J.K. Rowling’in kaleminden yeni bir peri masalı: The Ickabog. Yazar, Harry Potter serisini yazdığı sıralarda başladığı bu öyküyü yıllar sonra internet üzerinden ücretsiz olarak yayınlanıyor. FantastikCanavarlar.com olarak bizler de bölümleri Türkçeye çevirip sizlerle buluşturuyoruz.
The Ickabog hakkında daha detaylı bilgi için buraya tıklayabilirsiniz.

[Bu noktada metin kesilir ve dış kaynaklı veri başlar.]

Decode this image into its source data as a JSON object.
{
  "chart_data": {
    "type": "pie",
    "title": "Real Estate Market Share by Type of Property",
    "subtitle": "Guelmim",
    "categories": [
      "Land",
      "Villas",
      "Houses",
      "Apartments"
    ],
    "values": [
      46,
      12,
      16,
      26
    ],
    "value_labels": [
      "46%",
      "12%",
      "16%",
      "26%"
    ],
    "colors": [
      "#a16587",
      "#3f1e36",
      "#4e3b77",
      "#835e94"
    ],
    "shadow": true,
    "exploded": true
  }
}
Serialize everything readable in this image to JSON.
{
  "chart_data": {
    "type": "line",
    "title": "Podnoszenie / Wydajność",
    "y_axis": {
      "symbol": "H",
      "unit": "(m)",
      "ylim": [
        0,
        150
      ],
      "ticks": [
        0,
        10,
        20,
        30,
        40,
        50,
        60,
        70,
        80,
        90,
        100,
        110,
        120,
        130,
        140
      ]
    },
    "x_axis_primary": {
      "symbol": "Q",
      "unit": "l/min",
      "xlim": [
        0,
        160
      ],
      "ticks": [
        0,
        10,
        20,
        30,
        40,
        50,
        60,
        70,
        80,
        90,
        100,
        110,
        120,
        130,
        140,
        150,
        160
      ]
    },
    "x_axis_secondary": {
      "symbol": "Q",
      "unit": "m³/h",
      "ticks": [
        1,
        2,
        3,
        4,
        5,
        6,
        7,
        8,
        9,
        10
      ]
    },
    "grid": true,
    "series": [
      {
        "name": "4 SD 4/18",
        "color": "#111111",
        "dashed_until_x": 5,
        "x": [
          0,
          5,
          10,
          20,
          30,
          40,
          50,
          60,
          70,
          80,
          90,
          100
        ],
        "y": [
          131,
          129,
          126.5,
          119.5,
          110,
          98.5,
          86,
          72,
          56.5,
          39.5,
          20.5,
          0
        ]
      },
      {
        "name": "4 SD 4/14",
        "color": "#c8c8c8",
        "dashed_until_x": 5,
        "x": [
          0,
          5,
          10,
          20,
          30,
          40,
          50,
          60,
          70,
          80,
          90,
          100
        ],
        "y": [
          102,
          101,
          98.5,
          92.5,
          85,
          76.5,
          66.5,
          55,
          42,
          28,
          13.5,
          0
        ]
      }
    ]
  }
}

– giriş, önsöz ve ilk bölümler-
– bölüm 52 –
– bölüm 53 –
– bölüm 54 –
bölüm 55
Spittleworth’un Kabahati
Kaçak posta arabası felaketinden sonra, Lord Spittleworth böyle bir şeyin yeniden yaşanmaması için tedbirler almaya başlamış. Kralın haberi olmadan yeni bir bildiri yayımlanmış. Bildiriye göre, bundan böyle mektuplar vatan hainliğine dair izler taşıyıp taşımadığının kontrol edilmesi için Baş Danışman tarafından açılacakmış. Ayrıca, bildirilerde bugünün Cornucopia’sında vatan hainliği sayılacak şeylerin sağlam bir listesi de yayımlanmış. Ickabog’un gerçek olmadığını ve Fred’in iyi bir kral olmadığını söylemek hala vatan hainliği sayılıyormuş. Lord Spittleworth ile Lord Flapoon’u eleştirmek de vatan hainliği, Ickabog vergisinin çok yüksek olduğunu söylemek de vatan hainliği, Cornucopia’nın eskisi gibi mutlu ve bereketli olmadığını söylemek de vatan hainliğiymiş.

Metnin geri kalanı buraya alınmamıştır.